Israel to keep most of its natural gas for domestic use

Israel to keep most of its natural gas for domestic use

JERUSALEM - Reuters
Israel to keep most of its natural gas for domestic use

Israel's Prime Minister Benjamin Netanyahu. REUTERS Photo

Israel said on Wednesday it will keep most of its newfound natural gas for domestic use but will still allow enough exports to satisfy exploration companies seeking access to the global market.
 
The decision to keep 60 percent of the country's estimated reserves, which means about 540 billion cubic meters (bcm), ended months of uncertainty during which drilling groups threatened they would not continue developing the offshore wells unless they were allowed significant exports.
 
"The decision balances between the need to ensure a cheap and available source of energy for Israelis and the need to export," Prime Minister Benjamin Netanyahu told a news conference. "This amount of gas will meet our energy needs for at least the next 25 years."
 
Israel will receive $60 billion in taxes and royalties from the sale of gas over the next two decades, he said.
 
Energy Minister Silvan Shalom reassured exploration companies that the export quota "will encourage investors to develop the gas fields that still need to be developed".
 
Two of the world's largest offshore fields from the past decade were found in Israeli waters.
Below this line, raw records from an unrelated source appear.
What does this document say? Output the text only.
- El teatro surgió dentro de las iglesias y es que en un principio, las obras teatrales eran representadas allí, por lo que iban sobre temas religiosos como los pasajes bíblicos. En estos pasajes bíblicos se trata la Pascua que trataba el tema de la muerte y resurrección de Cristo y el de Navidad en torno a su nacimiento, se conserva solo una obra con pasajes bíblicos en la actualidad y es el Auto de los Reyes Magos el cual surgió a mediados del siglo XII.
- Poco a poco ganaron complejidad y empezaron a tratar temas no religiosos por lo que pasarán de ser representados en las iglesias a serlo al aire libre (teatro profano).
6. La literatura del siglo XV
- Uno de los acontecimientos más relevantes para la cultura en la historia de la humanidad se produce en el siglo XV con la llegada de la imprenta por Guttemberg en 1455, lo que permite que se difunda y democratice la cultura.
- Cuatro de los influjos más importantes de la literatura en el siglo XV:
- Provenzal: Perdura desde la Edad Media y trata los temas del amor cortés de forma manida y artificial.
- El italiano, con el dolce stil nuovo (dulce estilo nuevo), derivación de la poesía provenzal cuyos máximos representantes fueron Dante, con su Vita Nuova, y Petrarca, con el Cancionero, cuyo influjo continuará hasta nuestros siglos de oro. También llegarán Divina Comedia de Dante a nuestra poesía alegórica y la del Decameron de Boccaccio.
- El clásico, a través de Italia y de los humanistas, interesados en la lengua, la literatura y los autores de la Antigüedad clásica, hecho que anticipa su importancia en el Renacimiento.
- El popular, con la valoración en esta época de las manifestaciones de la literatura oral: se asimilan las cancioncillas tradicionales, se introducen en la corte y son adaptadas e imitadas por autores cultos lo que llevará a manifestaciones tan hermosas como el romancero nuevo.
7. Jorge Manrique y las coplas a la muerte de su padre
Texas-based Noble Energy led two groups that in 2009 found Tamar, with an estimated 280 bcm, and a year later Leviathan, with an estimated 530 bcm.
 
Australia's Woodside has agreed to purchase a 30 percent stake in Leviathan, but officials have said the deal would only be finalised after Israel sets its export policy.
 
Shares in Israeli exploration companies rose compared to declines in the broader Tel Aviv market. Avner Oil closed up 0.7 percent, Delek Drilling gained 1.7 percent, along with Delek Group 0.5 percent, Isramco 1.1 percent and Ratio Oil 0.8 percent.
 
Wednesday's decision, which will be voted on by the cabinet next week, was a departure from a recommendation made last year by a government committee to export more than half of Israel's gas.
 
That recommendation sparked a months-long debate in which environmentalists and a number of lawmakers accused the government of giving away too much of Israel's resources.
 
Exploration companies lobbied strongly for a larger export quota, saying the Israeli market alone was too small to warrant further investment.
 
"The decision is good and balanced," said Yaniv Pagot, chief strategist at the Ayalon Group.
 
The stakeholders in the gas fields will take a hit with the new limitation on exports, he said, but added, "this is no industry-wide earthquake".